В больнице Женя дождалась, пока мать осмотрит врач, поговорила с ним, выяснила, что можно привозить из продуктов и, поцеловав на прощанье Ольгу Арнольдовну, уехала.

Дома она позвонила Любе.

— Привет, — обрадовалась та. — Как дела?

— Плохо. Маму увезли в больницу. Сердечный приступ.

— Час от часу не легче, — расстроилась Любка. — Ты сама-то в порядке?

— Вроде бы. Скажи завтра Лосю, что я в эти дни не появлюсь. И в Курск тоже придется вам ехать без меня.

— Ну, понятное дело. Жалко.

— Ладно, перебьюсь. Лишь бы мама поправилась.

— Женюра, держись. Ты сильная, ты все сможешь. Заехать к тебе?

— Нет, не нужно. Я жутко устала, сейчас лягу спать. Завтра с утра пораньше поеду в больницу.

— Женюр, я понимаю, что сейчас мой вопрос не совсем к месту, но… как у вас с Карцевым?

— Никак, — коротко ответила Женя.

— То есть? Прошла любовь, завяли помидоры?

— Можешь считать, что так. — Женя говорила с неохотой.

Ей казалось кощунственным обсуждать их с Женькой отношения сейчас, в тот момент, когда мама лежит в больнице. Ведь это она довела ее до такого состояния, она и ее сумасшедшая любовь!

— Ладно, ясненько, — произнесла Любка. — Ну что ж, тогда чао.

— Чао, — попрощалась Женя.

Она положила трубку и глубоко задумалась.
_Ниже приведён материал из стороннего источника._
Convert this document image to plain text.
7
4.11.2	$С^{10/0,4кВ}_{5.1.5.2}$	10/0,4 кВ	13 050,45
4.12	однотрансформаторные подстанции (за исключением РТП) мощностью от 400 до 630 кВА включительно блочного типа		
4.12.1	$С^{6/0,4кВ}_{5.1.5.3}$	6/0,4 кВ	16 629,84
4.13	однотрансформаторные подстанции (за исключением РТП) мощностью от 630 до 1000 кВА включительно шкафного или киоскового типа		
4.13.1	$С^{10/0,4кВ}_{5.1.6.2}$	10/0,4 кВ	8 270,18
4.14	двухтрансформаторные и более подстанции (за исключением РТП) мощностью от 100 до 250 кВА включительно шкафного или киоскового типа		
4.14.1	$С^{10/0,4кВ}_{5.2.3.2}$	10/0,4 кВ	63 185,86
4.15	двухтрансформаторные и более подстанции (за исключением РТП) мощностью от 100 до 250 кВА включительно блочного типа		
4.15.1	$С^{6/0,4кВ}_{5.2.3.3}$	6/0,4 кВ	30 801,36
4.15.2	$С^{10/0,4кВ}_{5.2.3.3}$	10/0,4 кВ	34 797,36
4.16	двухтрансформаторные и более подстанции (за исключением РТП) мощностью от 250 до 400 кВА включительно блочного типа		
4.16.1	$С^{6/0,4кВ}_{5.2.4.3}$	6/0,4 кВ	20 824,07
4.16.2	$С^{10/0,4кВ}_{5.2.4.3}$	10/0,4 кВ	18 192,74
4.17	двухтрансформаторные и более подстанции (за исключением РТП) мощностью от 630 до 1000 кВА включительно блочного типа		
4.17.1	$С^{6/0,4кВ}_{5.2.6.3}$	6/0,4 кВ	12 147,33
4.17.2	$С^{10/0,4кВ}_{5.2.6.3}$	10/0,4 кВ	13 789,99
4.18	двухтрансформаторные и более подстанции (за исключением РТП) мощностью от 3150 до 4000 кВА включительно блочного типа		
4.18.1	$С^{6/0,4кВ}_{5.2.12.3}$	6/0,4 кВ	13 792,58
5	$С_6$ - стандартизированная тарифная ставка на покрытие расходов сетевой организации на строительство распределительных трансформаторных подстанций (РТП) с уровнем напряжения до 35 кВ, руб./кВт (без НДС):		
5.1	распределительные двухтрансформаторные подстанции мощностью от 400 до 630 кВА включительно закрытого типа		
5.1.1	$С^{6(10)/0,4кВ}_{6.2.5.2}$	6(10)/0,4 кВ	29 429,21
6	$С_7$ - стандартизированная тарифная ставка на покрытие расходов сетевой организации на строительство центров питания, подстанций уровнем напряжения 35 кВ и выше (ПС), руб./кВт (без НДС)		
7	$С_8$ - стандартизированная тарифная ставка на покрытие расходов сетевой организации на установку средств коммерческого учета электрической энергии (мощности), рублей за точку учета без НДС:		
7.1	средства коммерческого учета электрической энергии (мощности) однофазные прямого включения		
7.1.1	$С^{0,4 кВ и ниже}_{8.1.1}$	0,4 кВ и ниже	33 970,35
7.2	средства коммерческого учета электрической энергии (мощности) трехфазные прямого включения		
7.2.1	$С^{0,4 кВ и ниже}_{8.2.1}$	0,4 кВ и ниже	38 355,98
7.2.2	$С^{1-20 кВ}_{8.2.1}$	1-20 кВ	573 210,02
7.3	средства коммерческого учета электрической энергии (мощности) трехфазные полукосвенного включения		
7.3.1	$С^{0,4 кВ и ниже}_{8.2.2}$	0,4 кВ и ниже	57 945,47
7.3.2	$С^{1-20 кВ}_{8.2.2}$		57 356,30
Не судьба им с Женькой помириться во время поездки. Может быть, позвонить ему прямо сейчас, рассказать, как плохо обстоят у нее дела? Неужели он не посочувствует ей, останется равнодушным? Ведь он же вовсе не жестокий и не злой, хотя и хочет таким казаться.

Женя вспомнила, как он заботился о ней, ухаживал, когда она болела, готовил для нее разные лакомства, беспокоился, чтобы ее не продуло, чтобы ноги не промокли. Не могла же вся его нежность по отношению к ней испариться без следа. Причина, по которой она собирается к нему обратиться, весьма веская.

Женя уже набрала номер, но внезапно передумала. Ни к чему все это. Пусть уж он съездит в Курск, а когда вернется, тогда они и поговорят. К тому времени и матери станет лучше, а сейчас что можно сделать? Только ждать.

29

Анна Анатольевна бережно закрыла крышку рояля, спрятала в шкаф ноты и, погасив свет в зале, вышла в коридор. Сегодня она уходила с репетиции последней — нужно было выучить сложный аккомпанемент к грядущим гастролям. Конечно, можно было позаниматься и дома, но там соседи снизу сразу начнут стучать по батарее — у них хроническая непереносимость классической музыки.